Fans of the Iowa State Cyclones have witnessed some tremendous basketball feats over the years, but the most celebrated aspect of their history is actually the arena where the team plays its home games, James H. Hilton Coliseum. Ever since ISU knocked off a heavily favored Missouri team in 1989, the phrase “Hilton Magic” has been used to explain the unexpected, incredible and other-worldly triumphs of the hoops team.
When they aren’t battling in-state rivals Iowa for the lead in the all-encompassing Cy-Hawk Series, Iowa State competes in the always-tough Big 12 Conference. While more than 40 years separate the school’s first and second NCAA tournament appearances, the Cyclones have never been considered an afterthought, thanks in large part to their storied home and the electric atmosphere associated with it. In addition to being the site where they shocked Mizzou, Hilton Coliseum has played host to a number of exciting Cyclones moments, including a perfect 18-0 homestand in 1999-2000, which also served as the start of a three-year run that would stretch to 39 home victories in a row before being snapped in 2002.
Fans in Ames have seen top-level play from guards such as Jeff Hornacek and Jamaal Tinsley, but neither player left a mark quite like Fred Hoiberg. From 1992 to 1995, “The Mayor” scored 1,993 points and guided ISU to three NCAA tournament appearances. Hoiberg’s regal nickname stems partly from the fact that he grew up in town, but also because in ‘93, he received several write-in votes in the Ames mayoral race. In 2010, the local product came home when he accepted the head basketball coaching position. Under Hoiberg’s watch, Iowa State qualified for the Big Dance in 2012, ‘13, ‘14, and ‘15.

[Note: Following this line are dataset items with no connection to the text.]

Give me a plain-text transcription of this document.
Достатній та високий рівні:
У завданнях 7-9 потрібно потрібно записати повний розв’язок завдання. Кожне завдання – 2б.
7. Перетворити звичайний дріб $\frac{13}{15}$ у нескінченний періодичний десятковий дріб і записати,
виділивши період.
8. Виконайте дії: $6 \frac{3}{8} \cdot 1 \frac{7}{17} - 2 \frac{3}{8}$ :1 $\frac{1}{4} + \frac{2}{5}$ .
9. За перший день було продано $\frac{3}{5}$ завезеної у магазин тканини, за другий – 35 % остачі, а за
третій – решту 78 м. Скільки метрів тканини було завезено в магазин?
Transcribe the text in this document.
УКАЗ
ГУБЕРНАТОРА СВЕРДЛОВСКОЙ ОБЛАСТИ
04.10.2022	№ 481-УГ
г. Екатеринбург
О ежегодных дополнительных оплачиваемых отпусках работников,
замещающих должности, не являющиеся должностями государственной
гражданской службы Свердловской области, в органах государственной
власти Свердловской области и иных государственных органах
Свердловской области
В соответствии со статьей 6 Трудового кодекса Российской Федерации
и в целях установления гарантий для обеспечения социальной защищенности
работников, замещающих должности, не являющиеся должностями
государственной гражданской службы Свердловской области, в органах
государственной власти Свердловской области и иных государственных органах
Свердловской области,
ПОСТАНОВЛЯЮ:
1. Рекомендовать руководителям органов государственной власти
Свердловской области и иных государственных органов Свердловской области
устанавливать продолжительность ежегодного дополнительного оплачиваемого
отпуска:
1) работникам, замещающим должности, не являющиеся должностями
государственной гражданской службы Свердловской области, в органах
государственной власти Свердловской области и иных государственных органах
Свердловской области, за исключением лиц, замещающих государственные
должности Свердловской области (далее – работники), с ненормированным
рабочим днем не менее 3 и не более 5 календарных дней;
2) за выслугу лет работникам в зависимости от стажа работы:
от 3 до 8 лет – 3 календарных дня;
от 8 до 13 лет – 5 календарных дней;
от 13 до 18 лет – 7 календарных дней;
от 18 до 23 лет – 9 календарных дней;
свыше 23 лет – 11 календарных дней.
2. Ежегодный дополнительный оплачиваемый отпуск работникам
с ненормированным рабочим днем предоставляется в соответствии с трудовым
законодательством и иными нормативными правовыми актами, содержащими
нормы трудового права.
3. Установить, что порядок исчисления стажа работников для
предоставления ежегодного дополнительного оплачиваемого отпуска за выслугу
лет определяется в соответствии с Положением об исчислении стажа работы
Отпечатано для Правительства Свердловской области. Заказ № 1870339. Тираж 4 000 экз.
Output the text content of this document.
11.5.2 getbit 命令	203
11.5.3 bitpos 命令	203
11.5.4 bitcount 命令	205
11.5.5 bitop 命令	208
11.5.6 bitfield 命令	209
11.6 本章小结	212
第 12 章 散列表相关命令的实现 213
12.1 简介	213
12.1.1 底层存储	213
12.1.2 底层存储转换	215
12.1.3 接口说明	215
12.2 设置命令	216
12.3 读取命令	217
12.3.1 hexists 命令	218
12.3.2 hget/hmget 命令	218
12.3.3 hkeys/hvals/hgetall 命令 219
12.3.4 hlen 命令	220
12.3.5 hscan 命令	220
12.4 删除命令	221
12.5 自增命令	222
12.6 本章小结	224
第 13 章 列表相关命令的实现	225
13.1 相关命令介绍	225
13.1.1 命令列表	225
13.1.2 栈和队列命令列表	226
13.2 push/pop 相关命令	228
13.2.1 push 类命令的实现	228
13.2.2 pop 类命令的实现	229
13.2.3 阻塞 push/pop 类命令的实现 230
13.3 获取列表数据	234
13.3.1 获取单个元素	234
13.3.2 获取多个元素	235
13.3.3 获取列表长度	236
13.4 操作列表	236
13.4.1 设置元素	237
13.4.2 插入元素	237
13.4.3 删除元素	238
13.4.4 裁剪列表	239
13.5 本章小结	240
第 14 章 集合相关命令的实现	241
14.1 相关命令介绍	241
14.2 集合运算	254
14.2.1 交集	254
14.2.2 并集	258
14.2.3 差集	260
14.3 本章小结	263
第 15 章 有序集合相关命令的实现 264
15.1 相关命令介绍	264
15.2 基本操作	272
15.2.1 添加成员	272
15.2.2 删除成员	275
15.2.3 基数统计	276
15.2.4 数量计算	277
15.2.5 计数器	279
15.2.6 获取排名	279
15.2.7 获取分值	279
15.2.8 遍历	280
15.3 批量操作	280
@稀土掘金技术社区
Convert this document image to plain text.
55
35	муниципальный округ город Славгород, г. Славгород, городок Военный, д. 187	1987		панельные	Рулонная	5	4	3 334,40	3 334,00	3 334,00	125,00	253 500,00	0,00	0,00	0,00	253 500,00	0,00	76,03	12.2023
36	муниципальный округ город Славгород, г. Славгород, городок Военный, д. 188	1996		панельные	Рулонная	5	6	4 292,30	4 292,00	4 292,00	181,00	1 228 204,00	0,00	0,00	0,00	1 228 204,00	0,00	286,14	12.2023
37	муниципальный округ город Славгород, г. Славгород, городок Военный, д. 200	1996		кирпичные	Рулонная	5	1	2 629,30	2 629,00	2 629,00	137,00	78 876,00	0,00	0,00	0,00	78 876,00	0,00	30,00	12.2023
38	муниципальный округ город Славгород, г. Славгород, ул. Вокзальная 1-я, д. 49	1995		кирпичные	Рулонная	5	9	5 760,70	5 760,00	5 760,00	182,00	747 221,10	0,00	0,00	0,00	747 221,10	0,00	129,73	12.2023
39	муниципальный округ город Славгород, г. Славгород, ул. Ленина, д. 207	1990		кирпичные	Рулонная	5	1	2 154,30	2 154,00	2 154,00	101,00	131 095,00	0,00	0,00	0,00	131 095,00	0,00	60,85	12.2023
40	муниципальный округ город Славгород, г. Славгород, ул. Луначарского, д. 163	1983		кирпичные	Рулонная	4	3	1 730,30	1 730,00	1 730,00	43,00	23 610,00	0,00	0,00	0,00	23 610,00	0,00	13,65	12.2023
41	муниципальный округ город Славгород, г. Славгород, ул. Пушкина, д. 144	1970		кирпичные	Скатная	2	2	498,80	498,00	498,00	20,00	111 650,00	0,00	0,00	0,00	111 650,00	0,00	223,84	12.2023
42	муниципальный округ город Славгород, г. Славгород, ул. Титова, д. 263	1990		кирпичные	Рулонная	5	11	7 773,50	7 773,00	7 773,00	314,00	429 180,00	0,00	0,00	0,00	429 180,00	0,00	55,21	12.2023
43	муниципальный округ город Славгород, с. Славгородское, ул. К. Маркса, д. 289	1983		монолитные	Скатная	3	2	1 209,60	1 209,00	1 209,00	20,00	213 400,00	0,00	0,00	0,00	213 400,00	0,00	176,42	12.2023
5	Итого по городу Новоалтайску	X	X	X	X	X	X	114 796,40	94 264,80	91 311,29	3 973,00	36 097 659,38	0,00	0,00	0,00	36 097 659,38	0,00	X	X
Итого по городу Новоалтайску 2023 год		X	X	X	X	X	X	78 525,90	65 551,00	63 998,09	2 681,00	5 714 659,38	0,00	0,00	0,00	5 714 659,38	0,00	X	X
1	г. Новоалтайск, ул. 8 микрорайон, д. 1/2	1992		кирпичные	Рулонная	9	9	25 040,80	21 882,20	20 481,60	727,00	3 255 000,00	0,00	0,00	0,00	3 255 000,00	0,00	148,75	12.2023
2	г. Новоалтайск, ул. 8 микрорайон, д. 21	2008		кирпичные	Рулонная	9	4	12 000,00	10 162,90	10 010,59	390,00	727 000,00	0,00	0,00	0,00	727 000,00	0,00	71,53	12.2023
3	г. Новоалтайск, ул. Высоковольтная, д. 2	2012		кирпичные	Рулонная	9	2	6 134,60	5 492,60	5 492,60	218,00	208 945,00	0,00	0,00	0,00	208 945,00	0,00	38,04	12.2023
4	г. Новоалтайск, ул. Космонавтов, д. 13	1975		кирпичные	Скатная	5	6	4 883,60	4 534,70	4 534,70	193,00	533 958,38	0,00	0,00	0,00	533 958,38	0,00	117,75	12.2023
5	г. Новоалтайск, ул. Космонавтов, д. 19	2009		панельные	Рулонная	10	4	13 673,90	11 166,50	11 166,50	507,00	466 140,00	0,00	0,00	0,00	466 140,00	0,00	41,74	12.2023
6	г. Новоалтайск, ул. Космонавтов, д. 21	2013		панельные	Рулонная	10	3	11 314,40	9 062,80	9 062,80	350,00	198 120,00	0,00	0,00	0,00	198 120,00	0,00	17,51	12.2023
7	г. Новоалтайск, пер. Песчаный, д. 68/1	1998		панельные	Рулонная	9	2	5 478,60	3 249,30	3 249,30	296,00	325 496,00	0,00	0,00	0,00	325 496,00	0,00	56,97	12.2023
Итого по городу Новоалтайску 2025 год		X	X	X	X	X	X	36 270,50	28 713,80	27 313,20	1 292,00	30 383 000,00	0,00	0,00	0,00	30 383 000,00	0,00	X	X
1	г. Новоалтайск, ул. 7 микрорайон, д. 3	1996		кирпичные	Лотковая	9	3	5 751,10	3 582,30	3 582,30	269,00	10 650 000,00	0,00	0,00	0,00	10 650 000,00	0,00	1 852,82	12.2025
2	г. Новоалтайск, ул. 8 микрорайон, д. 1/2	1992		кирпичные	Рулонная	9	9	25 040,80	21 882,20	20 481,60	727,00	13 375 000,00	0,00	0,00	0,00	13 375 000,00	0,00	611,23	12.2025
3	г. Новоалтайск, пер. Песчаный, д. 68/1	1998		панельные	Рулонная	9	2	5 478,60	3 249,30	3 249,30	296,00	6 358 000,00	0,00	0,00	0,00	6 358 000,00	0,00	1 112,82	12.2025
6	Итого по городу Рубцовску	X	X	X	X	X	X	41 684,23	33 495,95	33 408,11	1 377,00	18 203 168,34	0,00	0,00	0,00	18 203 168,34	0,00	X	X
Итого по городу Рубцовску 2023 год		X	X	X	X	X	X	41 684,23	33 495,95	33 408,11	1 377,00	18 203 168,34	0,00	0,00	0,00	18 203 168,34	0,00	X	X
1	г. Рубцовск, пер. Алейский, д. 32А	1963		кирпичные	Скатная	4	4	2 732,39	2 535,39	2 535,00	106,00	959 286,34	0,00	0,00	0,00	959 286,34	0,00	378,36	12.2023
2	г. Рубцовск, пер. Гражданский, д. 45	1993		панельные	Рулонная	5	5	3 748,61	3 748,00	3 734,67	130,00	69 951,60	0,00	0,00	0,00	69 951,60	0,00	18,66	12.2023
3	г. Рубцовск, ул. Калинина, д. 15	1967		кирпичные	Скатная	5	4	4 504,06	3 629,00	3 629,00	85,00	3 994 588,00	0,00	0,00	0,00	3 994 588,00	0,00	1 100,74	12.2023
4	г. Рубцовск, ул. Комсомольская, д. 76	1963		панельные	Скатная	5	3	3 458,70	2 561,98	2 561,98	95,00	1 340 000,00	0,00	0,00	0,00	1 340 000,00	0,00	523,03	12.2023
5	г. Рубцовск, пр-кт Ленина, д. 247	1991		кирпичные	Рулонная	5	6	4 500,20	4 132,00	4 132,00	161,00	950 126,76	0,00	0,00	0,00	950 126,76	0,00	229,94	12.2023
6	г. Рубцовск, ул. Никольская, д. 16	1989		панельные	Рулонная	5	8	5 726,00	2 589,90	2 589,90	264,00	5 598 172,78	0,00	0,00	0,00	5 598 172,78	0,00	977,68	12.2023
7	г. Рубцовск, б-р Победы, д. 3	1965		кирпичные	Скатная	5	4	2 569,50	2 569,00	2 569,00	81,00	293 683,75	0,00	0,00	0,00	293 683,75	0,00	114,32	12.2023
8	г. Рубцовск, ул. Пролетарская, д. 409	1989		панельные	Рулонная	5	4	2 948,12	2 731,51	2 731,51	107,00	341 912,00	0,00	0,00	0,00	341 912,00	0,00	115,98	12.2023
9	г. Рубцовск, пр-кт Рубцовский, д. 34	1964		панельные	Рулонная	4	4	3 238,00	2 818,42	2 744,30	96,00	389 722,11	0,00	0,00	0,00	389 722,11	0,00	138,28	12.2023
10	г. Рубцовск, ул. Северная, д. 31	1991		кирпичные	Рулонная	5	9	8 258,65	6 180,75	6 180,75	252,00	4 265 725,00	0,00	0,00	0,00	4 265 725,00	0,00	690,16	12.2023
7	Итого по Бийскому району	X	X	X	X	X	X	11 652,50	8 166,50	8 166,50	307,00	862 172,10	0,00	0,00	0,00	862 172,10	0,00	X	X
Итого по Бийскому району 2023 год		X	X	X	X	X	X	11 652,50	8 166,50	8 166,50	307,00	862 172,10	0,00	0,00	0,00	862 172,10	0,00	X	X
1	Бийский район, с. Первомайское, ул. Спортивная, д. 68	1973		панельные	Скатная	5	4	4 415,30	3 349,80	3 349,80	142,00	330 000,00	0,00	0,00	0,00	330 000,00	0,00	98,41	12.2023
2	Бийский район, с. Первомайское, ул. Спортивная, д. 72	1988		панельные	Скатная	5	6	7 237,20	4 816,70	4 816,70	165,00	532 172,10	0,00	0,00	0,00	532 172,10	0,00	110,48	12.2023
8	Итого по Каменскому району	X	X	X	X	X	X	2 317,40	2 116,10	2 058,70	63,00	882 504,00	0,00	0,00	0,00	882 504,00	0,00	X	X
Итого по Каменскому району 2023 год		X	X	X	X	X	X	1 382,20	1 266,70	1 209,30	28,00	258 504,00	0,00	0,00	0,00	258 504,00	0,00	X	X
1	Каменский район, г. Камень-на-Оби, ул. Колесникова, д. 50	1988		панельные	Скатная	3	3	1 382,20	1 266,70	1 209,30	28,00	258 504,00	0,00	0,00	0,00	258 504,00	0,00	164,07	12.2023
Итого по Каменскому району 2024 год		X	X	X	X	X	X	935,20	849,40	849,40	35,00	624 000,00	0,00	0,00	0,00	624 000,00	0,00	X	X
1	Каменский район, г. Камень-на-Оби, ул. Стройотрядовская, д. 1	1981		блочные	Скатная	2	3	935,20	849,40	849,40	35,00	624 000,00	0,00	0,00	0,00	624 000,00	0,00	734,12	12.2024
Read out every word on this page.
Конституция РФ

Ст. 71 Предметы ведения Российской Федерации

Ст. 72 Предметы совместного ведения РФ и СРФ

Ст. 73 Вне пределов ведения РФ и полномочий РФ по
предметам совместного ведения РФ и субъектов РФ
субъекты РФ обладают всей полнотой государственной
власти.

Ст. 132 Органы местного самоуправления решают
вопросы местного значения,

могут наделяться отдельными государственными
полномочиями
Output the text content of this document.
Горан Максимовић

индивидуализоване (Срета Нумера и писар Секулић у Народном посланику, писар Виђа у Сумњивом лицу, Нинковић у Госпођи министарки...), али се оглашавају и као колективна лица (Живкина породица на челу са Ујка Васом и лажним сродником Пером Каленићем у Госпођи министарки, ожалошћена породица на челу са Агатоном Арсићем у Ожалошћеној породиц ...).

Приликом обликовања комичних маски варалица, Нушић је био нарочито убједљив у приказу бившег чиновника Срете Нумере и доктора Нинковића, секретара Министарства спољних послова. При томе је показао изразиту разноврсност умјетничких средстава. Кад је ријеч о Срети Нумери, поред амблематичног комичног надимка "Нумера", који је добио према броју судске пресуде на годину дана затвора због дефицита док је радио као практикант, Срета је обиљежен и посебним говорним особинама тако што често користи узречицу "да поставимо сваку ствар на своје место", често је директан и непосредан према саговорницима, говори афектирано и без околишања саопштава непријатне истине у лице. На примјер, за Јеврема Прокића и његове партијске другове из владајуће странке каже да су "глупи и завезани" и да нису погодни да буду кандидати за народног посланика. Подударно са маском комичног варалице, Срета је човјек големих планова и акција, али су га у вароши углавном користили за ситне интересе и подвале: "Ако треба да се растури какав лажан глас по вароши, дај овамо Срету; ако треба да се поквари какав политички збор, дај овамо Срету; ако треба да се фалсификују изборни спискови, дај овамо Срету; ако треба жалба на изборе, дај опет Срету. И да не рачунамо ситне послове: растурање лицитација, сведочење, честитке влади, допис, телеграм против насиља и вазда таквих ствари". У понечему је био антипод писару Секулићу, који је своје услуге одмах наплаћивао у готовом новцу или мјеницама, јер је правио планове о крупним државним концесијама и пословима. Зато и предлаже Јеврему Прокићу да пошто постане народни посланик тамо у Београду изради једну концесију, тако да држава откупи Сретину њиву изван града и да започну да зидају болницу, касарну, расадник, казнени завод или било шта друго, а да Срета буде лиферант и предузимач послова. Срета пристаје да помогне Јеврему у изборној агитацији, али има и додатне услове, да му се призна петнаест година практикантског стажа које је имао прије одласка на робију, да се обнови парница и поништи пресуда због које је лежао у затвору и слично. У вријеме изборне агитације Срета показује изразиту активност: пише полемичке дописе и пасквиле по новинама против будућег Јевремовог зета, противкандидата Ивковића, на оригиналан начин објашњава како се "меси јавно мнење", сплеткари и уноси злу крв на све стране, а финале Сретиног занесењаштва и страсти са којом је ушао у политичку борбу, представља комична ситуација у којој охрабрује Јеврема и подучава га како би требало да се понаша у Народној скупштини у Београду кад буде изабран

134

Unbridled enthusiasm for the Cyclones isn’t solely limited to the hardwood, either. The ISU football program has a proud history that is more than 100 years old. In fact, some of the most celebrated traditions associated with the university are pigskin related. Big moments on the gridiron are punctuated by big-time sounds, whether it be the firing of the school cannon after touchdowns or the ringing of the Victory Bell after, well, victories.
Fierce competition seemingly brings out the best in Iowa State, as the school’s long-simmering rivalry with Iowa University was revived in 1977 in the wake of the Cyclones appearing in bowl games in ‘71 and ‘72. When the Big 12 began to emerge as a premier football conference in the 2000s, ISU rose to the occasion and qualified for the postseason eight times in the first twelve years.
Through it all, Iowa State has developed an unwavering belief that they can beat anyone, in any sport. It’s a leap of faith that has fueled the university’s sports teams for countless years. You can call it magic if you want, or you can simply call it school pride. Either way, opponents know that a duel with the Cyclones is going to be a fight to the bitter end.